Montserrat Castro, técnica de Inclusió i Igualtat en la Universitat de Girona (UdG), lamenta "la dificultad de las universidades para hacer la gestión de estos casos, a menudo por la falta de posibilidad de dar respuestas satisfactorias más allá de las puramente de ordren jurídico o penal" y considera que debería haber "marcos legales más adecuados a estas situaciones". 

"El grueso de personas que necesitan respuesta especializada crece cada año y esto debería comportar más recursos personales y económicos", dicen desde la Universitat de Girona

La UdG suele aparecer citada como uno de los centros con mejores prácticas contra la violencia de género, entre otras cosas porque trabaja con entidades o servicios del entorno, creando así una gran red que permite hacer "un acompañamiento más amplio". Aun así, Castro insiste en "el grueso de personas que necesitan respuesta especializada crece cada año y esto debería comportar más recursos personales y económicos".

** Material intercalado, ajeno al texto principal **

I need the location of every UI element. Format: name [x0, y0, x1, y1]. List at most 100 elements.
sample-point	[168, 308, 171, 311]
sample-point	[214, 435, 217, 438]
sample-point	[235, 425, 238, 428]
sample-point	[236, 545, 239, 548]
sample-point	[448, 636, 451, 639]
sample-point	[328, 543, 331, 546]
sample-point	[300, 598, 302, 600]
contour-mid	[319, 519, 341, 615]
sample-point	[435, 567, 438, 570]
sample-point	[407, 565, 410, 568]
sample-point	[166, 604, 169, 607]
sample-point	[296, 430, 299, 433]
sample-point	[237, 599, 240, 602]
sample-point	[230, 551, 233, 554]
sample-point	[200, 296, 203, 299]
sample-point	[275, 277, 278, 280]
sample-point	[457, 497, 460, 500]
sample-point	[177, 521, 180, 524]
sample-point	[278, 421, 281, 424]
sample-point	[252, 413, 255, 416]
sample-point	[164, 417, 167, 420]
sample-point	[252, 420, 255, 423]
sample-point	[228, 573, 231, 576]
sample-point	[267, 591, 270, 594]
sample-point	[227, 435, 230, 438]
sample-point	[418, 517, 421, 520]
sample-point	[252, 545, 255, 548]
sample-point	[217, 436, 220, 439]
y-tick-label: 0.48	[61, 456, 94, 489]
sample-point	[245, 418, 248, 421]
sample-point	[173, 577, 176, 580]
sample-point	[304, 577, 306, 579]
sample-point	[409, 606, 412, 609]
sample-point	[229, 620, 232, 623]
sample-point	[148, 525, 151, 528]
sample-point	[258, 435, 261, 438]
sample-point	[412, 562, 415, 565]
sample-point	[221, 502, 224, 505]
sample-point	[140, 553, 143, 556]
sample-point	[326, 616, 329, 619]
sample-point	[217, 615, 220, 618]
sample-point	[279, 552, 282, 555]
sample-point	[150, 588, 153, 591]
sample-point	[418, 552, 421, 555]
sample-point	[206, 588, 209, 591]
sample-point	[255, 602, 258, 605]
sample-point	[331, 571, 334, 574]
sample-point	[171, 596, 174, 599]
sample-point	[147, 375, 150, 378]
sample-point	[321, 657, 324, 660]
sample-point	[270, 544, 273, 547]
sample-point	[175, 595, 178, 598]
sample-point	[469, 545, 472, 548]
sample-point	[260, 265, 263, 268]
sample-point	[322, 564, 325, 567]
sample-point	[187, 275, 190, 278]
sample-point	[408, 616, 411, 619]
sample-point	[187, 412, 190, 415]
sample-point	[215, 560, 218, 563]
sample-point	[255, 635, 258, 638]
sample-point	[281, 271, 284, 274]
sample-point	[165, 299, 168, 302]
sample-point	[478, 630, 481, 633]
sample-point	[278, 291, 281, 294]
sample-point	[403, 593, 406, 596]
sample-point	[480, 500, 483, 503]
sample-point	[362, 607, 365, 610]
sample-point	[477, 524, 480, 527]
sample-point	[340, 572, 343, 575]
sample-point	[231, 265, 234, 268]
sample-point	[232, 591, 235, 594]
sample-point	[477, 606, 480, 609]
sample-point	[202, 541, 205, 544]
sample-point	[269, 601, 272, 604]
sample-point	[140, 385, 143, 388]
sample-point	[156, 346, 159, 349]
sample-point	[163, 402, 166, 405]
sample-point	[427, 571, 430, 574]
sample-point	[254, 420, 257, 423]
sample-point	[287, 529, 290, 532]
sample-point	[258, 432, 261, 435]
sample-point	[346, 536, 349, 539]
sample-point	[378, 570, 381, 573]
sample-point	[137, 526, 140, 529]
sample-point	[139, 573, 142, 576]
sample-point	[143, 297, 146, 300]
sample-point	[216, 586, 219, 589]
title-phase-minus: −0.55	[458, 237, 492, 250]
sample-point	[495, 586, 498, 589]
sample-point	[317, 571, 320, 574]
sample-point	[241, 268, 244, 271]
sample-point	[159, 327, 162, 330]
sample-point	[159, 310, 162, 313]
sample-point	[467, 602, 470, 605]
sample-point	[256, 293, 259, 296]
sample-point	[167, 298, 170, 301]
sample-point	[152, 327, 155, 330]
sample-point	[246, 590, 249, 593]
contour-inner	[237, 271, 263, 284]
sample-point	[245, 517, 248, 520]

El buen funcionamiento de las unidades depende de dos factores. "Por un lado -dice Rosa Valls-, de la misma universidad, del rector y el equipo rectoral, que le da funciones y la deja hacer (o no), y por otro de las personas que están al cargo, que tienen que haber hecho investigación en este campo y no estar ahí para cumplir con el jefe".

El hecho de que formen parte de la misma institución que genera la violencia puede ser una desventaja si no pueden actuar como un órgano concreto, al estilo del Síndic de Greuges que tiene libertad para denunciar lo que hace el Govern.